天才がその才能をいかんなく発揮する、または映画「シャイン」のように一度は道を閉ざされながらも、やはり才能が故に再び表舞台に返り咲くコンテンツが好きだ。映画「オーケストラ!」も政治的な理由で立場を追われた元指揮者が再び表舞台にたつ話だし、映画「はじまりのうた」もおちぶれた音楽プロデューサーが、才能ある無名のシンガーと出会ってまた人生が好転する話。映画「海の上のピアニスト」は架空の天才ピアニストの物語。
なぜ天才に惹かれるのだろう?
私にとって、誰かの才能がいかんなく発揮された場面を目撃することは、たとえば旅先で思いがけず美しい景色をみたような、そんな気持ちととても似ている。自分との地続きの世界の先にこんな美しい場所があるのか、と感じることで、この世界への愛着が増す。それと同じように、自分と同じ「人間」が、こんな素晴らしいものを作り出すことができるのか!という事実に触れると、自分もその一部であるかのような、そんな誇らしい気持ちになる。地元からオリンピック選手が出た、に通じる、同じ「人間」にこんな素晴らしい才能の持ち主がいたなんて!と。
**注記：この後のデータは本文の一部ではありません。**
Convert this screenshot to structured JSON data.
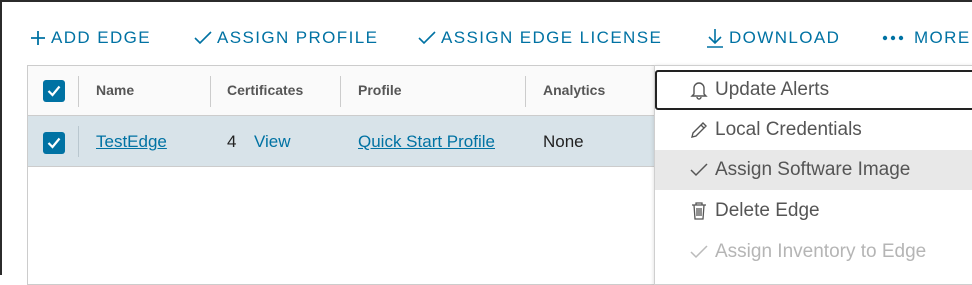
{
  "toolbar": {
    "add_edge": "ADD EDGE",
    "assign_profile": "ASSIGN PROFILE",
    "assign_edge_license": "ASSIGN EDGE LICENSE",
    "download": "DOWNLOAD",
    "more": "MORE"
  },
  "grid": {
    "columns": [
      "Name",
      "Certificates",
      "Profile",
      "Analytics"
    ],
    "rows": [
      {
        "name": "TestEdge",
        "cert_count": "4",
        "cert_link": "View",
        "profile": "Quick Start Profile",
        "analytics": "None",
        "selected": true
      }
    ]
  },
  "menu": {
    "items": [
      {
        "label": "Update Alerts",
        "icon": "bell-icon",
        "state": "focused"
      },
      {
        "label": "Local Credentials",
        "icon": "pencil-icon",
        "state": "normal"
      },
      {
        "label": "Assign Software Image",
        "icon": "check-icon",
        "state": "hover"
      },
      {
        "label": "Delete Edge",
        "icon": "trash-icon",
        "state": "normal"
      },
      {
        "label": "Assign Inventory to Edge",
        "icon": "check-icon",
        "state": "disabled"
      }
    ]
  },
  "colors": {
    "accent": "#0072a3",
    "row_selected": "#d8e3e9",
    "menu_hover": "#e8e8e8",
    "disabled_text": "#b5b5b5"
  }
}
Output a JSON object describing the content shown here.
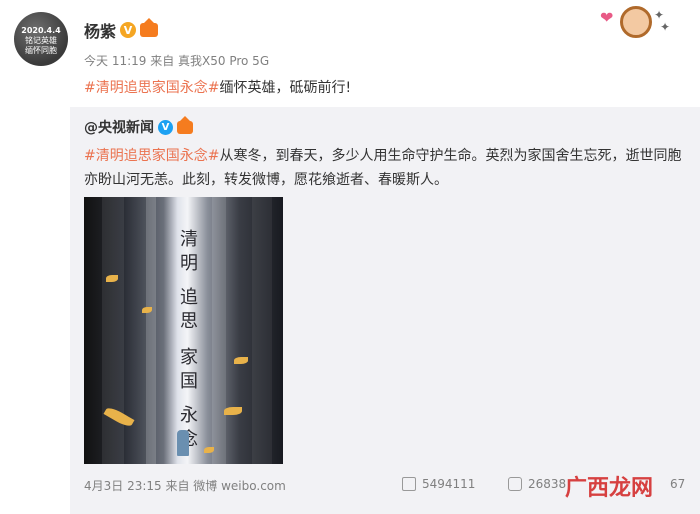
{
  "author": {
    "name": "杨紫",
    "avatar_lines": [
      "2020.4.4",
      "铭记英雄",
      "缅怀同胞"
    ],
    "verified_icon": "verified-v-icon",
    "vip_icon": "crown-icon"
  },
  "post": {
    "meta": "今天 11:19 来自 真我X50 Pro 5G",
    "topic": "#清明追思家国永念#",
    "text": "缅怀英雄，砥砺前行!"
  },
  "repost": {
    "user": "@央视新闻",
    "topic": "#清明追思家国永念#",
    "text": "从寒冬，到春天，多少人用生命守护生命。英烈为家国舍生忘死，逝世同胞亦盼山河无恙。此刻，转发微博，愿花飨逝者、春暖斯人。",
    "poster_col_1": "清明",
    "poster_col_2": "追思",
    "poster_col_3": "家国",
    "poster_col_4": "永念",
    "meta": "4月3日 23:15 来自 微博 weibo.com",
    "reposts": "5494111",
    "comments": "26838",
    "likes_partial": "67"
  },
  "watermark": "广西龙网",
  "colors": {
    "topic": "#eb7350",
    "meta": "#808080",
    "repost_bg": "#f2f2f5"
  }
}
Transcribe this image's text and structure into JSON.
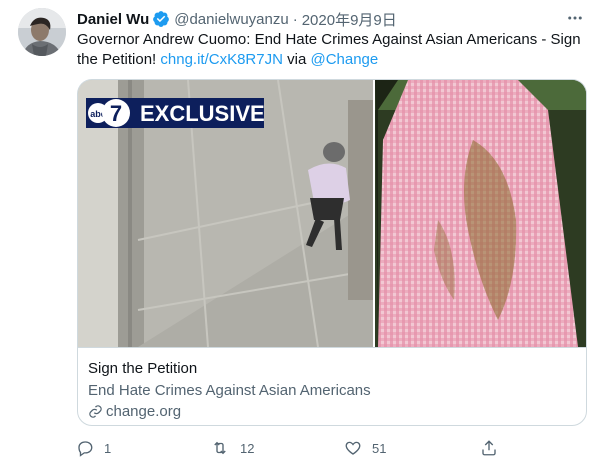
{
  "tweet": {
    "author_name": "Daniel Wu",
    "handle": "@danielwuyanzu",
    "separator": "·",
    "date": "2020年9月9日",
    "text_prefix": "Governor Andrew Cuomo: End Hate Crimes Against Asian Americans - Sign the Petition! ",
    "link_text": "chng.it/CxK8R7JN",
    "via_text": " via ",
    "mention": "@Change"
  },
  "card": {
    "image_overlay_logo": "abc 7",
    "image_overlay_text": "EXCLUSIVE",
    "title": "Sign the Petition",
    "description": "End Hate Crimes Against Asian Americans",
    "domain": "change.org"
  },
  "actions": {
    "reply_count": "1",
    "retweet_count": "12",
    "like_count": "51"
  },
  "icons": {
    "verified": "verified-badge-icon",
    "more": "more-options-icon",
    "reply": "reply-icon",
    "retweet": "retweet-icon",
    "like": "like-icon",
    "share": "share-icon",
    "link": "link-icon"
  },
  "colors": {
    "accent": "#1d9bf0",
    "text_primary": "#0f1419",
    "text_secondary": "#536471",
    "border": "#cfd9de"
  }
}
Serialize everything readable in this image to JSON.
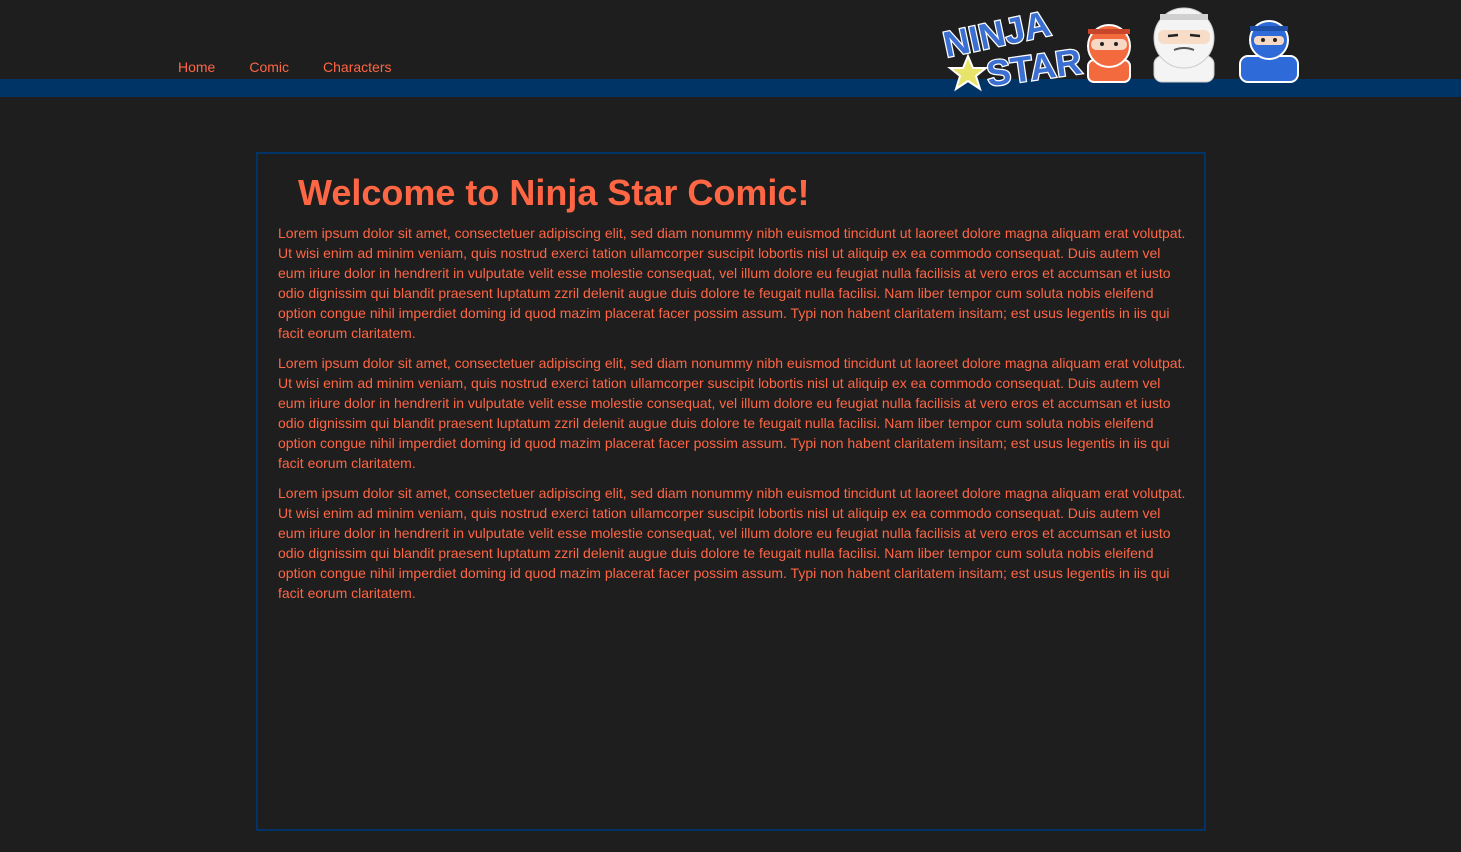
{
  "nav": {
    "items": [
      {
        "label": "Home"
      },
      {
        "label": "Comic"
      },
      {
        "label": "Characters"
      }
    ]
  },
  "logo": {
    "text_line1": "NINJA",
    "text_line2": "STAR",
    "icons": [
      "star-icon",
      "red-ninja-icon",
      "white-ninja-icon",
      "blue-ninja-icon"
    ]
  },
  "main": {
    "title": "Welcome to Ninja Star Comic!",
    "paragraphs": [
      "Lorem ipsum dolor sit amet, consectetuer adipiscing elit, sed diam nonummy nibh euismod tincidunt ut laoreet dolore magna aliquam erat volutpat. Ut wisi enim ad minim veniam, quis nostrud exerci tation ullamcorper suscipit lobortis nisl ut aliquip ex ea commodo consequat. Duis autem vel eum iriure dolor in hendrerit in vulputate velit esse molestie consequat, vel illum dolore eu feugiat nulla facilisis at vero eros et accumsan et iusto odio dignissim qui blandit praesent luptatum zzril delenit augue duis dolore te feugait nulla facilisi. Nam liber tempor cum soluta nobis eleifend option congue nihil imperdiet doming id quod mazim placerat facer possim assum. Typi non habent claritatem insitam; est usus legentis in iis qui facit eorum claritatem.",
      "Lorem ipsum dolor sit amet, consectetuer adipiscing elit, sed diam nonummy nibh euismod tincidunt ut laoreet dolore magna aliquam erat volutpat. Ut wisi enim ad minim veniam, quis nostrud exerci tation ullamcorper suscipit lobortis nisl ut aliquip ex ea commodo consequat. Duis autem vel eum iriure dolor in hendrerit in vulputate velit esse molestie consequat, vel illum dolore eu feugiat nulla facilisis at vero eros et accumsan et iusto odio dignissim qui blandit praesent luptatum zzril delenit augue duis dolore te feugait nulla facilisi. Nam liber tempor cum soluta nobis eleifend option congue nihil imperdiet doming id quod mazim placerat facer possim assum. Typi non habent claritatem insitam; est usus legentis in iis qui facit eorum claritatem.",
      "Lorem ipsum dolor sit amet, consectetuer adipiscing elit, sed diam nonummy nibh euismod tincidunt ut laoreet dolore magna aliquam erat volutpat. Ut wisi enim ad minim veniam, quis nostrud exerci tation ullamcorper suscipit lobortis nisl ut aliquip ex ea commodo consequat. Duis autem vel eum iriure dolor in hendrerit in vulputate velit esse molestie consequat, vel illum dolore eu feugiat nulla facilisis at vero eros et accumsan et iusto odio dignissim qui blandit praesent luptatum zzril delenit augue duis dolore te feugait nulla facilisi. Nam liber tempor cum soluta nobis eleifend option congue nihil imperdiet doming id quod mazim placerat facer possim assum. Typi non habent claritatem insitam; est usus legentis in iis qui facit eorum claritatem."
    ]
  },
  "colors": {
    "background": "#1e1e1e",
    "accent": "#ff6644",
    "bar": "#003366"
  }
}
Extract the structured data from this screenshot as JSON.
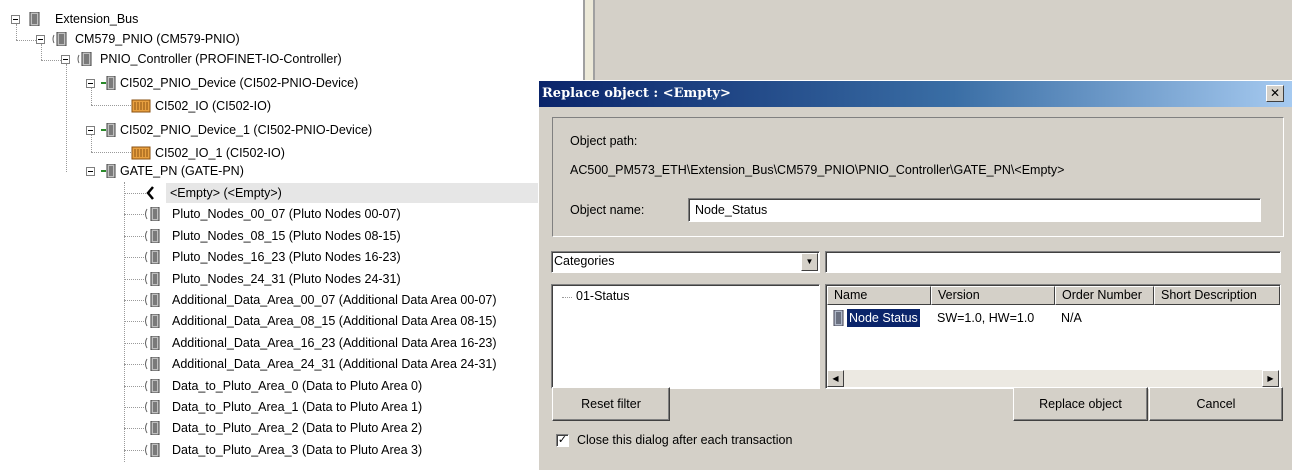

この話をパートナーにしたところ、あまりピンときてもらえず、普通はそんな才能のある人間に人は嫉妬しがちでは、なんてコメントをもらった。確か自分自身が成し遂げたい何か、たとえば多くの人に文章を読んでもらえる人に触れると、自分自身を歯がゆく感じて、心が泡立つことも少なくない。
ただ、圧倒的な「天才」に対しては違う。
そして思う。
自分が「近しい」と感じている相手には「嫉妬」を、「叶わない」と感じる相手には「憧れ」を抱くという。
自分の小ささを受け入れること、「天才」との才能の差をはっきりと自覚することは、もしかしたらある意味生きやすさなのかもしれないな、と。